Sie grinste und füllte ihre beiden Tassen. In dieser Hinsicht waren sie sich einig. Kaffee ging in jedem Moment, egal wie spät es war und egal in welcher Situation man sich befand. Etwas abwesend nippten sie beide an ihren Tassen und hingen jeweils ihren Gedanken nach. Seinem Gesichtsausdruck nach zu urteilen, dachte er mal wieder an „sein pelziges Problem“, wie seine Freunde es nannten, weshalb sie sich räusperte, um ihn dort wieder herauszuholen. Etwas aufgeschreckt sah er zu ihr herüber. „Willst du Pizza in den Ofen schieben, bevor deine Freunde kommen?“

„Wir wollten eigentlich bestellen“, gab er zu, „willst du nicht einfach mitbestellen? Mum und Dad kommen erst spät.“

„Ja, ich weiß. Heute ist Beziehungsabend“, sagte sie und grinste, als er das Gesicht verzog, „was bestellt ihr?“

„Entweder Pizza oder Fish and Chips. Kommt ein bisschen drauf an, was die anderen wollen“, erklärte Remus, ohne auf ihren Kommentar zu seinen Eltern einzugehen. Er ignorierte jedes Mal, wenn die beiden ein Date hatten, auch wenn er irgendwann einmal zugegeben hatte, dass er sich für sie freute, dass sie noch immer eine glückliche Beziehung führten. Laut eigener Aussage wollte er nur nicht weiter darüber nachdenken.
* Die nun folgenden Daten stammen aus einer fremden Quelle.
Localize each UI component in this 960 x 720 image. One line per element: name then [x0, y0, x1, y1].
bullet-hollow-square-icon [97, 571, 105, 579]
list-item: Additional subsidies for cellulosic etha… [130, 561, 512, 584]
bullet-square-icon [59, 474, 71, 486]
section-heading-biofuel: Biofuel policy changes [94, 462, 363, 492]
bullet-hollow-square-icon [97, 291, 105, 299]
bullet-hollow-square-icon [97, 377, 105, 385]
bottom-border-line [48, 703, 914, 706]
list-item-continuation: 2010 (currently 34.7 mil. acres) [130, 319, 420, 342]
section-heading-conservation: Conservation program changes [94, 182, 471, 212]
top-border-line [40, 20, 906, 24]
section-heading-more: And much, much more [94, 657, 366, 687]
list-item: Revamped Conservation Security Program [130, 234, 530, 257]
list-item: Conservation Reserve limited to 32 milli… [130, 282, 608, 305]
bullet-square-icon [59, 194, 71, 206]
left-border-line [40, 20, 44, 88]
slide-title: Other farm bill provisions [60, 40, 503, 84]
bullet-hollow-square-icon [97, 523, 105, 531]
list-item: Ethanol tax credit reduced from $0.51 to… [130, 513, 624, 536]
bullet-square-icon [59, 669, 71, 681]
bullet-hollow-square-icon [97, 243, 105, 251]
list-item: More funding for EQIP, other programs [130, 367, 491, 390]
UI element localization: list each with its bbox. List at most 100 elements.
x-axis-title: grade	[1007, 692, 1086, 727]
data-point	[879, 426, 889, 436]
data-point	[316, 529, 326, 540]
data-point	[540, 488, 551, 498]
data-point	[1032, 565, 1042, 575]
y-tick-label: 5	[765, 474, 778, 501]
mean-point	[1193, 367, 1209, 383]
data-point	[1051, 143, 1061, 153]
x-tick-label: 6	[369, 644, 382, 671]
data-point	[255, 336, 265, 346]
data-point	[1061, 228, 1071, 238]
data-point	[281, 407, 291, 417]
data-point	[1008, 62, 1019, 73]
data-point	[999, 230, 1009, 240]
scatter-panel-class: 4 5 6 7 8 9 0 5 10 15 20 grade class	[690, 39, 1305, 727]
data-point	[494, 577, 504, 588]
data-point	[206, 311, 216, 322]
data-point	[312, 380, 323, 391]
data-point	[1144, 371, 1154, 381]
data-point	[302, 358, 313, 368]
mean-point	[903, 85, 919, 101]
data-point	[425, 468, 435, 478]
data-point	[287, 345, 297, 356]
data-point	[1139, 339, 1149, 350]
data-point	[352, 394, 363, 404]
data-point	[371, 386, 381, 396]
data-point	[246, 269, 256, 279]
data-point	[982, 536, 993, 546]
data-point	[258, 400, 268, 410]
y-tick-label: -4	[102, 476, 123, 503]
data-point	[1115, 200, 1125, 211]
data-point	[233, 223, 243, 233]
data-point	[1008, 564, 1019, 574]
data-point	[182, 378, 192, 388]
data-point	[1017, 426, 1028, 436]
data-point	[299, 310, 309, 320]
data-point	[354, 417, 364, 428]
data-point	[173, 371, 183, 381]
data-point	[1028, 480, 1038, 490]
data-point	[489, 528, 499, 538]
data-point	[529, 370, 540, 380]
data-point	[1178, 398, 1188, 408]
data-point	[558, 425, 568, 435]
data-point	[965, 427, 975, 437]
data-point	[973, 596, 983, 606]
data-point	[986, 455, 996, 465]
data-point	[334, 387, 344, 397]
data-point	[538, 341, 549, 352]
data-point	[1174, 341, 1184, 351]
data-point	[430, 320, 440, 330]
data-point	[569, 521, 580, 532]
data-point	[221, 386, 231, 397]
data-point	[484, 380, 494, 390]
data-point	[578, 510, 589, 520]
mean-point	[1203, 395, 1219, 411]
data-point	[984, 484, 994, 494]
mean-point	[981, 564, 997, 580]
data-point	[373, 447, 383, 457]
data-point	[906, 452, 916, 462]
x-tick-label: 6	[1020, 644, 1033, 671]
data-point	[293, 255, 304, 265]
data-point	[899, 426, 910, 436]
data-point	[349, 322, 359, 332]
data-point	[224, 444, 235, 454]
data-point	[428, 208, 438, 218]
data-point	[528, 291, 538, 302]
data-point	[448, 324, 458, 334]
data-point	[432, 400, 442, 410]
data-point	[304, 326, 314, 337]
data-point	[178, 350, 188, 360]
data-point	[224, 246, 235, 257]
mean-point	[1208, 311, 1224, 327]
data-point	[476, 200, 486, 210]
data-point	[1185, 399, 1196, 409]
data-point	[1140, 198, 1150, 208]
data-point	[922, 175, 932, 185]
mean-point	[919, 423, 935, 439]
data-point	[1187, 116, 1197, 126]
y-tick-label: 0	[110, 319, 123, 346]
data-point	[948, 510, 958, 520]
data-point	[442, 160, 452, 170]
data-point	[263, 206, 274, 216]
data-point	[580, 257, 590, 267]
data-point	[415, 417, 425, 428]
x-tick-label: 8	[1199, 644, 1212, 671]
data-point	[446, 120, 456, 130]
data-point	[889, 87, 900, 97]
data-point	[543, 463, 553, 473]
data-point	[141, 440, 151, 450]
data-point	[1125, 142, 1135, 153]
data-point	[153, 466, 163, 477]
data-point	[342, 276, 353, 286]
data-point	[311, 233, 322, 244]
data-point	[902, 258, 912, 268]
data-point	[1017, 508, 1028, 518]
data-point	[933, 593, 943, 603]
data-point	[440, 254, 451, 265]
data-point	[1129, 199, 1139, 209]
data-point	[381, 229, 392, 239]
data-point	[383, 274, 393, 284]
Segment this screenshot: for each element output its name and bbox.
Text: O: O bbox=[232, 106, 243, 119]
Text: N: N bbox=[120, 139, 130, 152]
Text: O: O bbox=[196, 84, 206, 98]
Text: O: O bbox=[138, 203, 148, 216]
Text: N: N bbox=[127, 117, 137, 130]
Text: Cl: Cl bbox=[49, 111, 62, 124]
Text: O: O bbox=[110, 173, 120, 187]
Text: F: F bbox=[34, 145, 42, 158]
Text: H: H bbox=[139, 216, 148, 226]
„Bei Pizza würde ich eine mit Salami nehmen“, sagte Jolene schulterzuckend, „wenn ihr Fisch bestellt, mache ich mir später etwas anderes.“

„Du magst immer noch keinen Fisch“, stellte Remus grinsend fest und sie nickte lachend. Schon als kleines Kind hatte sie Fisch gehasst und seitdem hatte sich diese Abneigung nicht geändert.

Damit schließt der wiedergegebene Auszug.